É claro que a Irmã Diretora não era tão legal quanto a Irmã Julia. Tanto é verdade que até já esqueci o seu nome.
Mas comecei contar essa historinha dizendo que ontem à noite eu me lembrei do poder que tem um elogio.
É que no meio de mais uma madrugada insone eu assistia a um filme muito legal, “As Good As It Gets”, com Jack Nicholson e Helen Hunt.  
Pra quem ainda não viu ou não se lembra, nesse filme, Melvin (Jack Nicholson) é um escritor cheio de transtornos obsessivos. Dentre várias outras, uma das suas compulsões favoritas é soltar a sua língua afiada contra todo mundo que cruze o seu caminho.
Um dia ele se interessa pela garçonete Carol (Helen Hunt) que trabalha  na lanchonete que ele almoça todos os dias. Após muito insistir, Melvin convence Carol a sairem para jantar num lugar bacana. O maître do restaurante pra onde eles vão sugere a Melvin que ele devia estar de paletó. Ele não tem dúvidas, larga Carol boquiaberta no restaurante e sai comprar o dito cujo. Ao voltar começa um diálogo com a seguinte pérola:
-Não entendo este lugar. Me fazem comprar paletó e você com um simples vestido caseiro, não entendo...
Carol, que usava o seu melhor vestido, levanta-se e ameaça ir embora. Melvin fica desesperado:
-Não entendo, espere, o que foi? Aonde vai?
-Eu não quis ofender. Sente-se, por favor. Pode me olhar com desprezo, mas sente-se.
-Me faça um elogio, Melvin, eu preciso muito de um. Rápido. Você não faz ideia de como me magoou.
-No momento em que as pessoas veem que precisam de você, elas ameaçam ir embora. Tudo bem, agora eu vou te fazer um grande elogio, e é verdade.
-Tenho medo de que diga algo terrível...
-Não seja pessimista, não é seu estilo. Eu vou dizer, embora seja um erro... Eu tenho uma doença. Meu médico, um psiquiatra que me trata, disse que em 50 ou 60% dos casos... Um comprimido resolve. Odeio comprimidos, são coisas perigosas! O meu elogio é... Na noite em que você bateu na minha porta e disse que jamais dormiria comigo, bem... Você sabe... Você estava lá e sabe o que disse... O meu elogio a você é que no dia seguinte eu comecei a tomar os tais comprimidos.

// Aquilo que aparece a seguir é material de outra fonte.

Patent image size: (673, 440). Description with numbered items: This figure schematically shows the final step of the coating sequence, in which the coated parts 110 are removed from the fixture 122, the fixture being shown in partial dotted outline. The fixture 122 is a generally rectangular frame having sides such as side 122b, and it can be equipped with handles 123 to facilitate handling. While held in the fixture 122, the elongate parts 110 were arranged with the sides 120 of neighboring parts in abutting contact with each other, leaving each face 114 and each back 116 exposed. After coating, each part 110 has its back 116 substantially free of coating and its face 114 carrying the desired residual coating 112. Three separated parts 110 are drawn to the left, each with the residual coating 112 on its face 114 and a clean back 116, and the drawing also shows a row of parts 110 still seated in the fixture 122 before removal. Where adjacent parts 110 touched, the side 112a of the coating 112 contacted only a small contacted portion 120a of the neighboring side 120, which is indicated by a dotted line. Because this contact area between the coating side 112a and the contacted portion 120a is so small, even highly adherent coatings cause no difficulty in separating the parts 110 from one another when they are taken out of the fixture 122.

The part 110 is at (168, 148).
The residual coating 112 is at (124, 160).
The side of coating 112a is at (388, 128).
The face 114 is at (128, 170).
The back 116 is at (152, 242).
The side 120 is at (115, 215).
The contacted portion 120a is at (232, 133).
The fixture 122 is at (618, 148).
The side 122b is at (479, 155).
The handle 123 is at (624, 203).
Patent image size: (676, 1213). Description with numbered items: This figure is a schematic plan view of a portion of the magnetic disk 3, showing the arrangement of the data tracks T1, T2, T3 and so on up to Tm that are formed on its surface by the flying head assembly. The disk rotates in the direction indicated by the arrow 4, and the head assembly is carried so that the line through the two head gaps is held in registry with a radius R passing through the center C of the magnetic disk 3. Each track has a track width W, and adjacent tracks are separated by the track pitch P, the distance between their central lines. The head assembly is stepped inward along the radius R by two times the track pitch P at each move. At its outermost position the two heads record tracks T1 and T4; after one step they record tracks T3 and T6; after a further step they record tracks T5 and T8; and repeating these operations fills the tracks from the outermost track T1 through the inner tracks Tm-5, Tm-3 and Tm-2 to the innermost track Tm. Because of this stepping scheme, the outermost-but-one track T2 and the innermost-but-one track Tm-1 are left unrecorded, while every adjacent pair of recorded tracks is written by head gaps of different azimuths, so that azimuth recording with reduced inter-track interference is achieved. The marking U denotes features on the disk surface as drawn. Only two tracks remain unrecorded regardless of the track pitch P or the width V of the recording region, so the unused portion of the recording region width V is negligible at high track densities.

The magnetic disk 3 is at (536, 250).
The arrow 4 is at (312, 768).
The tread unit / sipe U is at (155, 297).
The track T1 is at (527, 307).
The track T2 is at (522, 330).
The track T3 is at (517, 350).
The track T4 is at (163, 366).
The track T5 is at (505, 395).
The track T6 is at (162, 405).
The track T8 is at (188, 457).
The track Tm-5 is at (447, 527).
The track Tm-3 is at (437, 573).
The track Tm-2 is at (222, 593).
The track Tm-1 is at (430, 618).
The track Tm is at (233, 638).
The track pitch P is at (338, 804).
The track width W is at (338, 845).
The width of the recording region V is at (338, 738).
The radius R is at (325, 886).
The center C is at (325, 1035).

-Melvin, eu não entendo como isso possa ser um elogio.
-Você me faz querer ser um homem melhor.
Após sorrir e um breve silêncio Carol o manda calar a boca e tasca-lhe um beijo
-Devo ter exagerado. Eu só queria impedir que você fosse embora.
Era exatamente sobre isso a que eu me referia quando disse ser impossível mensurar o poder de um elogio. Melhor impossível.